“Charlie Hebdo” : l’état de choc, et après ?

« Il faut que la communauté musulmane se révolte. » C’est Tareq Oubrou, recteur de la mosquée de Bordeaux, qui parle ainsi en sortant d’une audience avec le pape. « Les musulmans sont traumatisés, ils en ont marre », ajoute à chaud le religieux qui vient d’apprendre l’acte terroriste contre “Charlie Hebdo”. « Cette majorité silencieuse se voit prise en otage par des fêlés », dit-il encore.

Peu de temps avant d’avoir lu ces lignes, je reçois un texto d’un ami musulman qui me dit la nécessité « d’accélérer la construction de ponts ». Et cet ami cher de terminer en me disant : « Les acteurs de haine et diviseurs sont en joie aujourd’hui, je suis horrifié. » C’est l’état de choc : la France vient de subir un acte de guerre terroriste, avec à la clé un objectif de conquête politico-religieuse.

L’enquête semble désigner, pour le moment, des musulmans issus de l’immigration, de nationalité française.

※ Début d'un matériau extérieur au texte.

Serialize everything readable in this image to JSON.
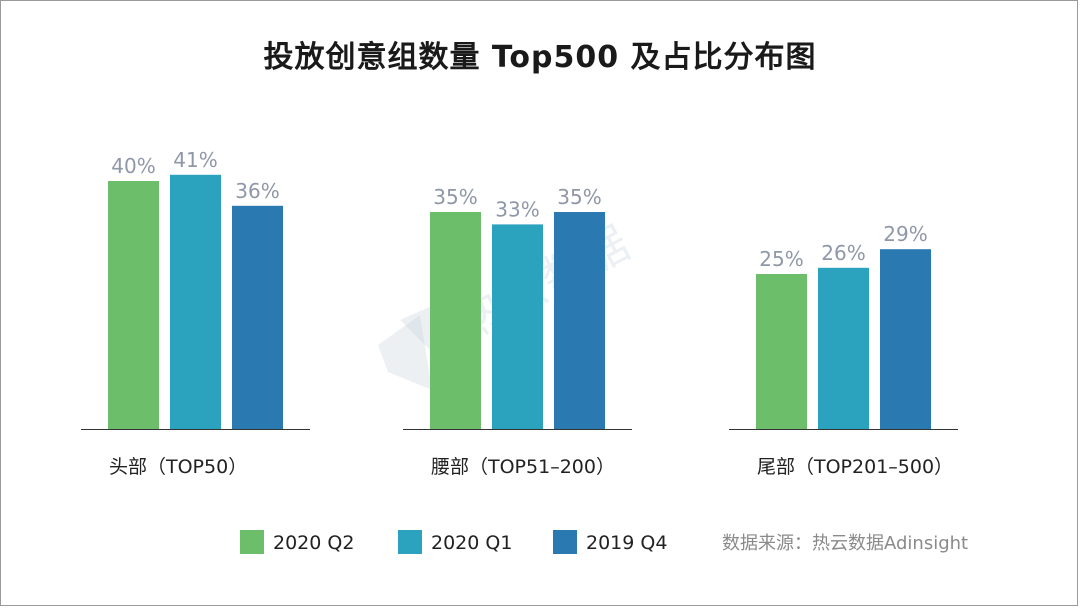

Que l’immense majorité des millions de musulmans qui vivent en France soit horrifiée par cet acte, c’est évident. Mais une guerre urbaine est toujours le fait d’une petite minorité qui grandit sur un terreau politique et culturel plus large que sa seule expression la plus extrême. Bien sûr, c’est un problème grave ; et répéter en boucle « pas d’amalgame, pas de stigmatisation » ne résout pas en soi ce problème.

Un terreau culturel

Le terreau culturel et politique dont il s’agit, c’est ce phénomène mondial d’un islam de plus en plus radical, une certaine forme d’islam qui progresse dans le peuple musulman. En face de cela, la peur de l’islam est un phénomène majeur de notre temps. En face ce cela, le peuple français en a marre, lui aussi. Marre de cette situation hors de contrôle où les frontières ne veulent plus rien dire, marre de l’ouverture à tous les vents, marre des oukases médiatiques contre ceux qui avertissent du danger. Voici par exemple Lydia Guirous, secrétaire nationale du Parti radical qui, dans une tribune au Figarovox, donne raison à Zemmour et fustige ses censeurs qui pleurent aujourd’hui la liberté d’expression qu’ils voulaient museler hier encore.

J’entends les appels à l’unité nationale. Je suis d’accord. Mais attention : on ne refera pas le ciment national durablement seulement en luttant contre un ennemi commun, cet ennemi islamiste qui ensanglante également des mosquées, comme récemment au Nigéria. On refait une unité nationale sur une culture, sur une histoire, sur une langue, sur une géographie, sur une tradition, bref sur tout ce qui fait une nation.

Refaire l’unité nationale

Alors, « accélérer la construction de ponts », cent fois oui ! Ces ponts doivent être profondément enracinés dans la culture et l’éducation. Cela signifie qu’ils doivent présenter le visage inverse de cette œuvre de déconstruction culturelle et éducative qui a dépouillé les Français de leur identité et enfermé une partie des musulmans de France dans la victimisation, avec ce discours sur les minorités discriminées, cette thèse absurde qui veut que l’histoire de France se confonde avec l’histoire de l’immigration, que le multiculturalisme présente un merveilleux horizon de fraternité. Tout cela est mensonge.

Pendant ce temps, nous n’avons pas transmis ce qu’est la France, nous ne l’avons pas fait aimer. Or, mon ami musulman m’a dit un jour que lorsque les musulmans Français connaissent l’histoire de France, ses arts et sa culture, ses traditions et son excellence, ils aiment et admirent la France, y compris cette substance chrétienne qui a contribué à la façonner. Si nous ne choisissons pas ce chemin de culture et d’éducation, l’incompréhension et la défiance grandiront, le fossé se creusera, jusqu’à l’irréparable. Si nous le choisissons, nous ouvrirons un chemin d’espérance dont le génie français est capable. Impossible n’est pas Français.

 

Guillaume de Prémare,
Chronique prononcée sur Radio Espérance le 9 janvier 2015.